When equity valuations have reached their highest level, as measured by the cyclically adjusted price-to-earnings ratio (CAPE), the average annualized return over the subsequent 10-year period has averaged just above 5% per year.³

High equity valuations may signal a decade of lower returns ahead³

For context, U.S. equity markets have remained firmly within the highest valuation level (fifth quintile) since 2013, sustained in large part by unprecedented monetary stimulus. While no one knows for certain what the future holds for stock market performance, current equity valuations suggest that investors might need to lower their long-term return expectations.

  • FS Investments survey administered through Google Surveys to a random sampling of 515 investors between March 25, 2019 and March 27, 2019. Respondents indicated they had $100,000 or more of invested assets.

  • Bloomberg Barclays U.S. Aggregate Total Return Index average yield-to-worst from December 31, 2018 to December 31, 2019.

  • Macrobond and FS Investments. S&P 500 Index from January 1, 1950 to December 31, 2019.

This information is educational in nature and does not constitute a financial promotion, investment advice or an inducement or incitement to participate in any product, offering or investment. FS Investments is not adopting, making a recommendation for or endorsing any investment strategy or particular security. All views, opinions and positions expressed herein are that of the author and do not necessarily reflect the views, opinions or positions of FS Investments. All opinions are subject to change without notice, and you should always obtain current information and perform due diligence before participating in any investment. FS Investments does not provide legal or tax advice and the information herein should not be considered legal or tax advice. Tax laws and regulations are complex and subject to change, which can materially impact any investment result. FS Investments cannot guarantee that the information herein is accurate, complete, or timely. FS Investments makes no warranties with regard to such information or results obtained by its use, and disclaims any liability arising out of your use of, or any tax position taken in reliance on, such information.
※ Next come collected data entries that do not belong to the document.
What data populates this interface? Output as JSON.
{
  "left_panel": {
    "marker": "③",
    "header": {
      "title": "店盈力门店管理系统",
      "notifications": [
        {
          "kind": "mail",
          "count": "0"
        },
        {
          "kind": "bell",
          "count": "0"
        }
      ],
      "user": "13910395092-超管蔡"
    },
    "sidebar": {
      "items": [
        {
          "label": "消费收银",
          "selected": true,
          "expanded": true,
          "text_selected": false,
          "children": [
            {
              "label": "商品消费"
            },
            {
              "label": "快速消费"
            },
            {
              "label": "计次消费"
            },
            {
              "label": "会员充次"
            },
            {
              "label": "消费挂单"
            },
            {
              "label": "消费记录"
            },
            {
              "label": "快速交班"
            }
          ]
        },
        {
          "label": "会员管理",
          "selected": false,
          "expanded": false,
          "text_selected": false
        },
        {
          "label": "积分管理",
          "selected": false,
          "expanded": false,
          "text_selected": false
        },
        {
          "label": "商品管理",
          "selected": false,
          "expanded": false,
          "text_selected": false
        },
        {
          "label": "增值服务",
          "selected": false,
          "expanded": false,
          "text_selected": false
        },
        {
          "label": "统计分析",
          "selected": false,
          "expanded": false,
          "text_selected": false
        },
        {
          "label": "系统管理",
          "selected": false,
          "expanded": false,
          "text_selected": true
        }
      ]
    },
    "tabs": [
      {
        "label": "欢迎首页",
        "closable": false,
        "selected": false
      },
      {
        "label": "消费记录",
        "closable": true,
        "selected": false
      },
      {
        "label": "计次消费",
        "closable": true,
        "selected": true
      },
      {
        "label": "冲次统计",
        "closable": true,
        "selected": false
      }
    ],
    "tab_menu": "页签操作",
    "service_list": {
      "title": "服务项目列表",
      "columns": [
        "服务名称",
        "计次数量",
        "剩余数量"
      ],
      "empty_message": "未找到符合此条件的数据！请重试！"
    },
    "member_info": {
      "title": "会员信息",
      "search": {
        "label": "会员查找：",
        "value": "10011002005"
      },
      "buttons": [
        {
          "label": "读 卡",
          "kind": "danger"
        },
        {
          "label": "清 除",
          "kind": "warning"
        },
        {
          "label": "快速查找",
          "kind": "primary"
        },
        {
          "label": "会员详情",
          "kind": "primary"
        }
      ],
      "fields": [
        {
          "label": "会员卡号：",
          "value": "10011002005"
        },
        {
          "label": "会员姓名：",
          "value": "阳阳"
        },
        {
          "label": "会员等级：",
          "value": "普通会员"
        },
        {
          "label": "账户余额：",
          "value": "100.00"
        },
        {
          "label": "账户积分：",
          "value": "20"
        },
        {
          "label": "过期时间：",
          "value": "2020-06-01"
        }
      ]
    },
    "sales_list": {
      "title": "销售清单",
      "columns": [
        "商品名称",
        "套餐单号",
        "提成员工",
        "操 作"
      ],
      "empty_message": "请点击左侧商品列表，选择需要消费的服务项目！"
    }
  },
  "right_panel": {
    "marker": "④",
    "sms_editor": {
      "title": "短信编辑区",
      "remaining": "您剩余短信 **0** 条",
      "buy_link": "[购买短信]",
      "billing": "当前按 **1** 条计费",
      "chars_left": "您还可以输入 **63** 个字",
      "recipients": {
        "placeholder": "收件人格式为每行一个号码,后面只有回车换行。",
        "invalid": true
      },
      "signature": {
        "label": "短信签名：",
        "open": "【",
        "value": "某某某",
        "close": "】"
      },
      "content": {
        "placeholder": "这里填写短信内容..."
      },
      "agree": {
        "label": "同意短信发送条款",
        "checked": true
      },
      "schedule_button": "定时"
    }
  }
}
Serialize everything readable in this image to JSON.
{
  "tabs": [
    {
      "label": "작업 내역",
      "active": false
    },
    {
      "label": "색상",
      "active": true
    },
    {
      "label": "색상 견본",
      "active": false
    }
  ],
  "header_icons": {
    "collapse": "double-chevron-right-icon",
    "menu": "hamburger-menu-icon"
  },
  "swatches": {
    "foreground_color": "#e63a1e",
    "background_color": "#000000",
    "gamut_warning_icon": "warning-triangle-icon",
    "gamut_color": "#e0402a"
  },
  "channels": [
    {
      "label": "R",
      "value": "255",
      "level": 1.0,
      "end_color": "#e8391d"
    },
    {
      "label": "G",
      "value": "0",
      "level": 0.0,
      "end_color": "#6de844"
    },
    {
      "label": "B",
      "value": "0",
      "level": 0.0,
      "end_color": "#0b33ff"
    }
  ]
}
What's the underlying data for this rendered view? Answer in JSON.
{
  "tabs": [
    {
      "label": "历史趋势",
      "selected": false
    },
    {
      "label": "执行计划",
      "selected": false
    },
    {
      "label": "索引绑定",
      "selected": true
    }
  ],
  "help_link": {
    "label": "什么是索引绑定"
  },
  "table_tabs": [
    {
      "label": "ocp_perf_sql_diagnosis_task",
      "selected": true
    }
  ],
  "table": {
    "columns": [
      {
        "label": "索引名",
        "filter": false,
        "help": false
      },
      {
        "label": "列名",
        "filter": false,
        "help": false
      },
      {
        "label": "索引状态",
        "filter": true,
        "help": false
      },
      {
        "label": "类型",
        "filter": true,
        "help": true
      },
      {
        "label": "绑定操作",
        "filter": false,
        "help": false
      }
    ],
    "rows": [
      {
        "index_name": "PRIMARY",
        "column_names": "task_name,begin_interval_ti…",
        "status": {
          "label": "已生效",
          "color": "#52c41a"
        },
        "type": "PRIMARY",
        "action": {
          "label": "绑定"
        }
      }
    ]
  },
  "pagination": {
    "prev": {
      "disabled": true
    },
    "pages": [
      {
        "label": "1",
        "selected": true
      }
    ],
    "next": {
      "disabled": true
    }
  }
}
Any projections, forecasts and estimates contained herein are based upon certain assumptions that the author considers reasonable. Projections are necessarily speculative in nature, and it can be expected that some or all of the assumptions underlying the projections will not materialize or will vary significantly from actual results. The inclusion of projections herein should not be regarded as a representation or guarantee regarding the reliability, accuracy or completeness of the information contained herein, and neither FS Investments nor the author are under any obligation to update or keep current such information.

All investing is subject to risk, including the possible loss of the money you invest.